Hedge funds demonstrating greater transparency

17 Dec 2010

The worldwide hedge fund industry is responding willingly to requests of investors for more transparency, according to a new report from Ernst & Young.

Investors said they receive absolute performance data from 95 percent of hedge funds, while another 74 percent of funds present data showing performance attrition. Majority of hedge funds are also providing risk information.

Meanwhile, about 75 percent of polled hedge funds said their investors get all the information they would like from them.

The annual study surveyed 104 hedge fund managers who manage about US$585 billion in assets, and 53 institutional investors representing US$260 billion in assets, of which over one-quarter are invested in hedge funds.

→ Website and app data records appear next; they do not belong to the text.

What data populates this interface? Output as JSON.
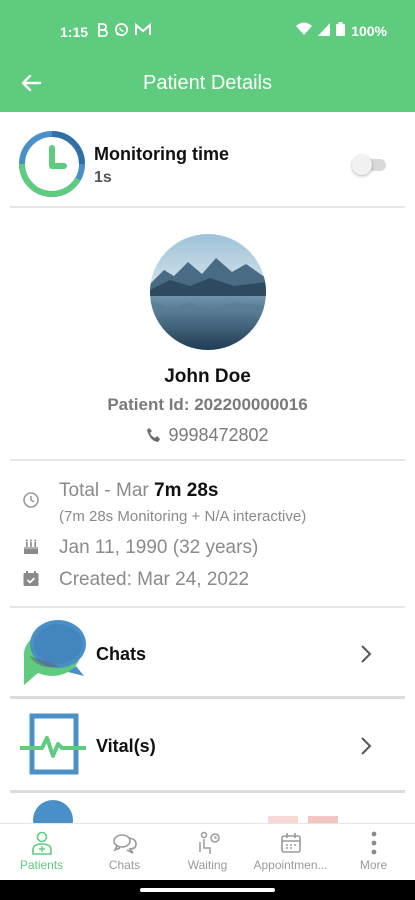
{
  "status_bar": {
    "time": "1:15",
    "battery": "100%",
    "icons": [
      "b-icon",
      "whatsapp-icon",
      "gmail-icon",
      "wifi-icon",
      "signal-icon",
      "battery-icon"
    ]
  },
  "app_bar": {
    "title": "Patient Details",
    "background": "#5fcb7f"
  },
  "monitoring": {
    "label": "Monitoring time",
    "value": "1s",
    "toggle_on": false
  },
  "patient": {
    "name": "John Doe",
    "id_text": "Patient Id: 202200000016",
    "phone": "9998472802"
  },
  "info": {
    "total_prefix": "Total - Mar ",
    "total_value": "7m 28s",
    "total_detail": "(7m 28s Monitoring + N/A interactive)",
    "dob": "Jan 11, 1990 (32 years)",
    "created": "Created: Mar 24, 2022"
  },
  "menu": [
    {
      "label": "Chats"
    },
    {
      "label": "Vital(s)"
    }
  ],
  "bottom_nav": [
    {
      "label": "Patients",
      "active": true
    },
    {
      "label": "Chats",
      "active": false
    },
    {
      "label": "Waiting",
      "active": false
    },
    {
      "label": "Appointmen...",
      "active": false
    },
    {
      "label": "More",
      "active": false
    }
  ],
  "colors": {
    "accent": "#5fcb7f",
    "chat_blue": "#4a90c8",
    "chat_green": "#5fcb7f"
  }
}
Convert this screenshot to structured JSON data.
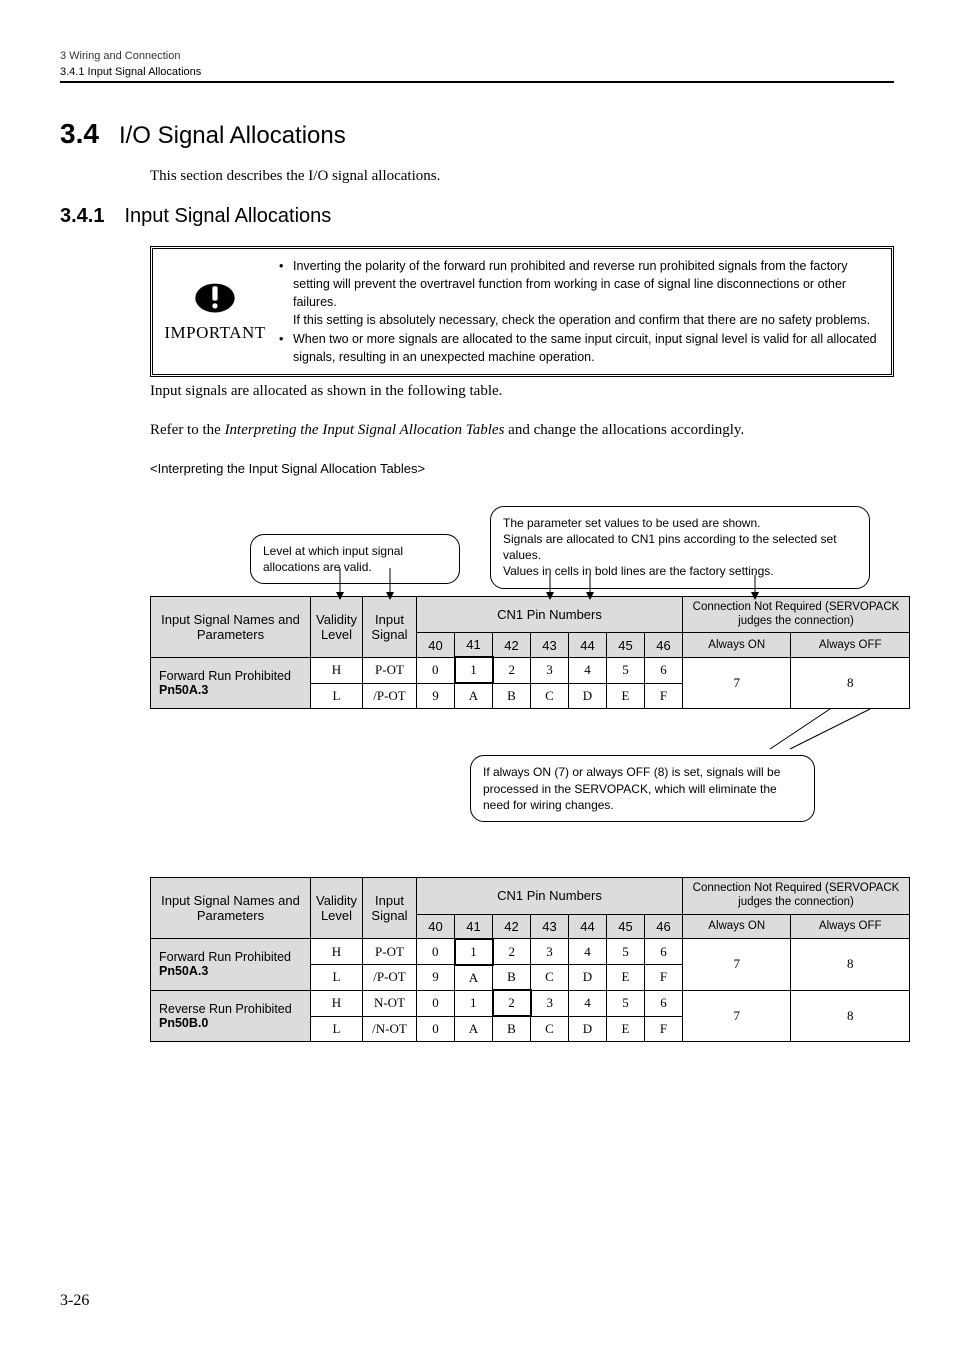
{
  "header": {
    "chapter": "3  Wiring and Connection",
    "sub": "3.4.1  Input Signal Allocations"
  },
  "section": {
    "num": "3.4",
    "title": "I/O Signal Allocations"
  },
  "intro": "This section describes the I/O signal allocations.",
  "subsection": {
    "num": "3.4.1",
    "title": "Input Signal Allocations"
  },
  "important": {
    "label": "IMPORTANT",
    "b1a": "Inverting the polarity of the forward run prohibited and reverse run prohibited signals from the factory setting will prevent the overtravel function from working in case of signal line disconnections or other failures.",
    "b1b": "If this setting is absolutely necessary, check the operation and confirm that there are no safety problems.",
    "b2": "When two or more signals are allocated to the same input circuit, input signal level is valid for all allocated signals, resulting in an unexpected machine operation."
  },
  "caption": "Input signals are allocated as shown in the following table.",
  "refer_a": "Refer to the ",
  "refer_i": "Interpreting the Input Signal Allocation Tables",
  "refer_b": " and change the allocations accordingly.",
  "interp": "<Interpreting the Input Signal Allocation Tables>",
  "bubble_left": "Level at which input signal allocations are valid.",
  "bubble_right_a": "The parameter set values to be used are shown.",
  "bubble_right_b": "Signals are allocated to CN1 pins according to the selected set values.",
  "bubble_right_c": "Values in cells in bold lines are the factory settings.",
  "bubble_bottom": "If always ON (7) or always OFF (8) is set, signals will be processed in the SERVOPACK, which will eliminate the need for wiring changes.",
  "thead": {
    "c1": "Input Signal Names and Parameters",
    "c2": "Validity Level",
    "c3": "Input Signal",
    "c4": "CN1 Pin Numbers",
    "c5a": "Connection Not Required (SERVOPACK judges the connection)",
    "c5b": "Connection Not Required\n(SERVOPACK judges the connection)",
    "p40": "40",
    "p41": "41",
    "p42": "42",
    "p43": "43",
    "p44": "44",
    "p45": "45",
    "p46": "46",
    "aon": "Always ON",
    "aoff": "Always OFF"
  },
  "rows": {
    "fwd": {
      "name": "Forward Run Prohibited",
      "param": "Pn50A.3",
      "H": {
        "sig": "P-OT",
        "v": [
          "0",
          "1",
          "2",
          "3",
          "4",
          "5",
          "6"
        ]
      },
      "L": {
        "sig": "/P-OT",
        "v": [
          "9",
          "A",
          "B",
          "C",
          "D",
          "E",
          "F"
        ]
      },
      "aon": "7",
      "aoff": "8"
    },
    "rev": {
      "name": "Reverse Run Prohibited",
      "param": "Pn50B.0",
      "H": {
        "sig": "N-OT",
        "v": [
          "0",
          "1",
          "2",
          "3",
          "4",
          "5",
          "6"
        ]
      },
      "L": {
        "sig": "/N-OT",
        "v": [
          "0",
          "A",
          "B",
          "C",
          "D",
          "E",
          "F"
        ]
      },
      "aon": "7",
      "aoff": "8"
    }
  },
  "levels": {
    "H": "H",
    "L": "L"
  },
  "footer": "3-26"
}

The study also shows that most investors are pressing hedge funds to offer more favourable liquidity terms and lower fees.

More than 50 percent said they now have more negotiating power, while over 40 percent said they have put pressure on their hedge fund managers to lower incentive and management fees.

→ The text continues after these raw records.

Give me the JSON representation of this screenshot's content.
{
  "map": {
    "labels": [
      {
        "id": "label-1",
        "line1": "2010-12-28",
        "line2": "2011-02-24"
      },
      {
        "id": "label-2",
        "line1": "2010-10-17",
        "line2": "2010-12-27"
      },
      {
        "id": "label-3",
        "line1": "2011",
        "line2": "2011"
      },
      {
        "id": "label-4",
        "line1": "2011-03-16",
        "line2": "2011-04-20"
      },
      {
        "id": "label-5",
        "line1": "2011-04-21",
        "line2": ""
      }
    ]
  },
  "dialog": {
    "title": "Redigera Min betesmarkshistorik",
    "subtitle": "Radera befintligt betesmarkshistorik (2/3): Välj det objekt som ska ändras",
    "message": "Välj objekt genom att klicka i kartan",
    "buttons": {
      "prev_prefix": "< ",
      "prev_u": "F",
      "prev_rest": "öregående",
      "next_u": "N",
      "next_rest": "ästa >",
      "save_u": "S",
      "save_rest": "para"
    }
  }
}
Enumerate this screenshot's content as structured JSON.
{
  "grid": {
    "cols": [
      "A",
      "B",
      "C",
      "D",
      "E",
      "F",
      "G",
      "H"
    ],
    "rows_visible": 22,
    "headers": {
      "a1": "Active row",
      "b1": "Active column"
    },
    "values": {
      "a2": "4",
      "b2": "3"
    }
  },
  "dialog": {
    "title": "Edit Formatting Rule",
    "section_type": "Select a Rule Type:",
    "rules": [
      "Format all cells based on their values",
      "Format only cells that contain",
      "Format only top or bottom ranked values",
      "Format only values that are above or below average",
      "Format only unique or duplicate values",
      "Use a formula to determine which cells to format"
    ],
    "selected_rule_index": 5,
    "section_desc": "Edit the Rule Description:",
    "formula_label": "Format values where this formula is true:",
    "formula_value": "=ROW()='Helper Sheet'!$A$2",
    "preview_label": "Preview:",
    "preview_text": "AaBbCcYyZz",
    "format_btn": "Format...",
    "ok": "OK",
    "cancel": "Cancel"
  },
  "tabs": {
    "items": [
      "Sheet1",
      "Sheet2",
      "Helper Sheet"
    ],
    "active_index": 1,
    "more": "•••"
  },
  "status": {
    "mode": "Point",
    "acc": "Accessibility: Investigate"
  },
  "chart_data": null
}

In response to investor demands, about 45 percent of hedge funds have made changes to their liquidity, fee or structure to draw new capital. Nearly 51 percent of US hedge funds, 43 percent of European funds and 24 percent of Asian funds have made such changes.

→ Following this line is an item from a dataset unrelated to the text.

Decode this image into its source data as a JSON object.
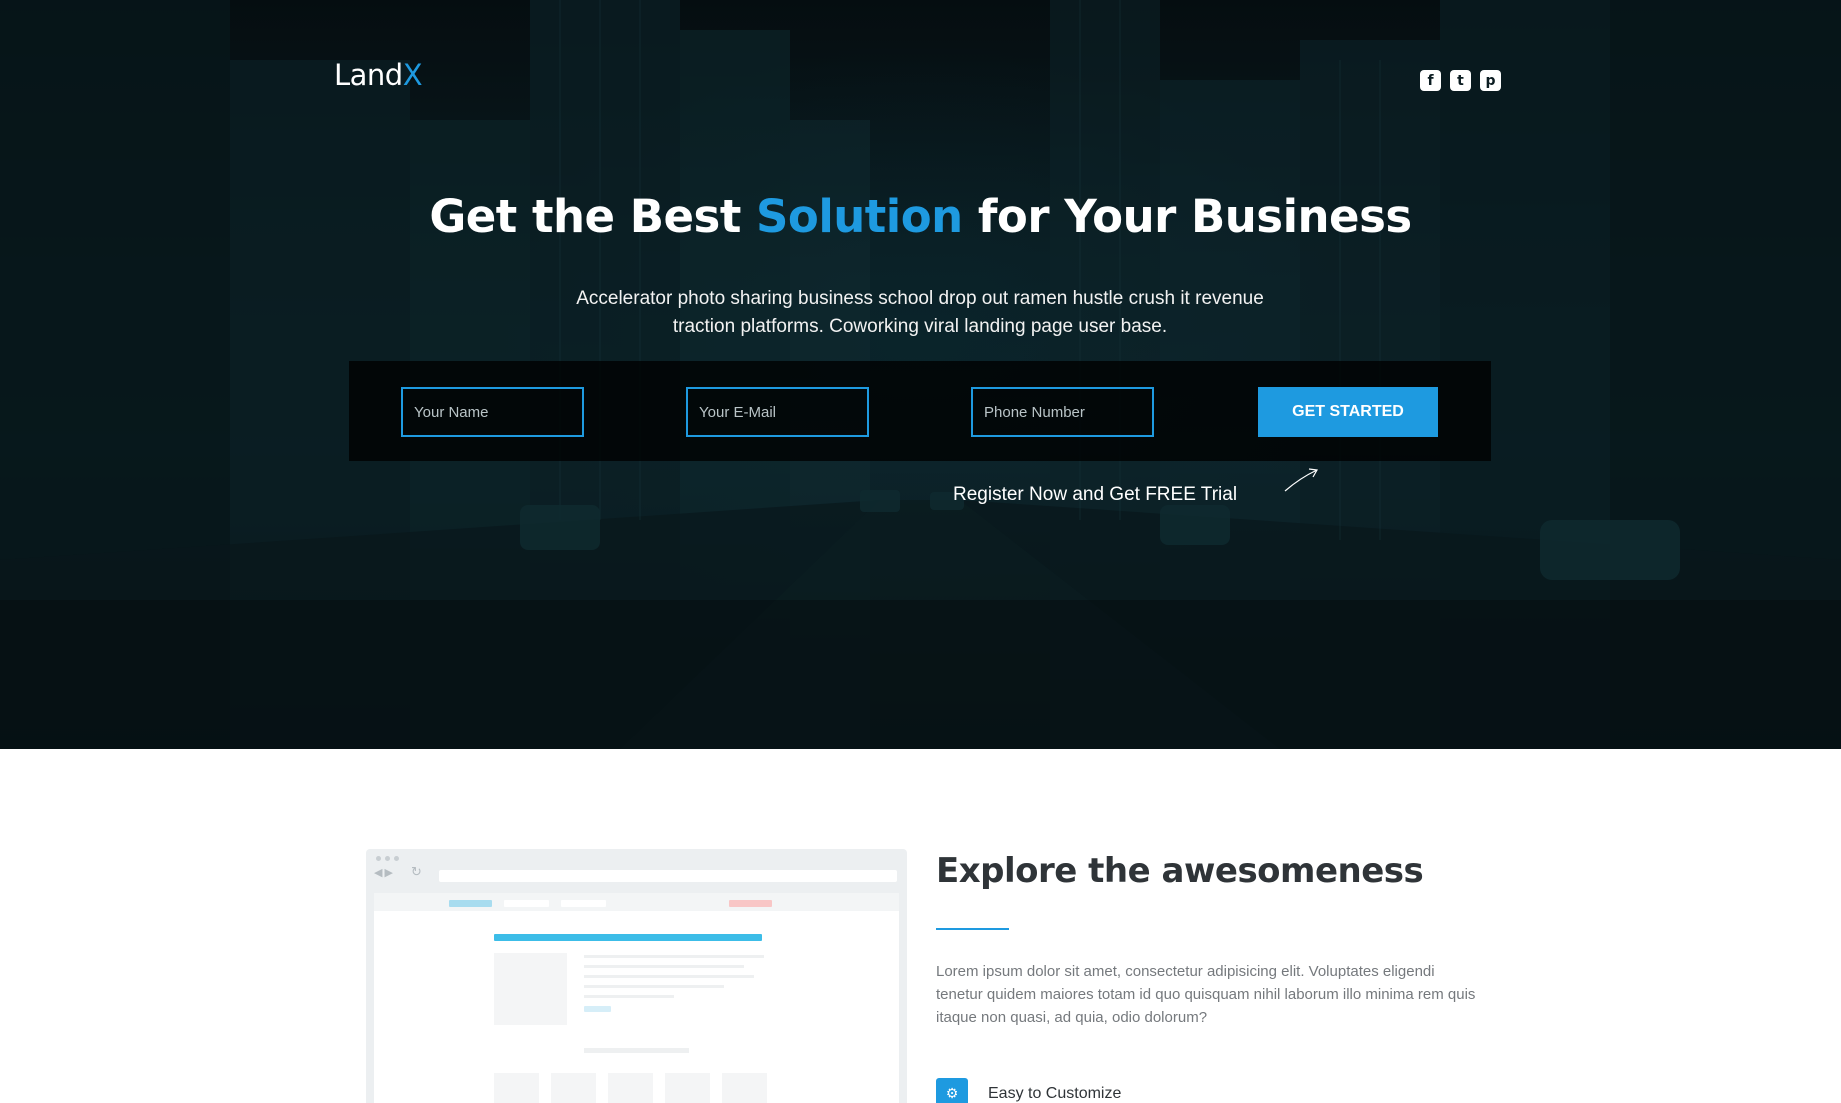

Nearly one-third of the hedge funds have lowered management fees, 27 percent cut minimum lock-up and 36 percent allowed liquidity more frequently. About 16 percent said they have cut incentive fees.

Hedge fund managers predict increased costs of regulatory compliance and investments in technology and infrastructure as inevitable, said Brian Thung, partner for financial services at Ernst & Young.

“These concerns stand in stark contrast to the issues hedge fund managers foresaw in 2007, when attracting and retaining talent and managing the growth in the business topped the list,” he said.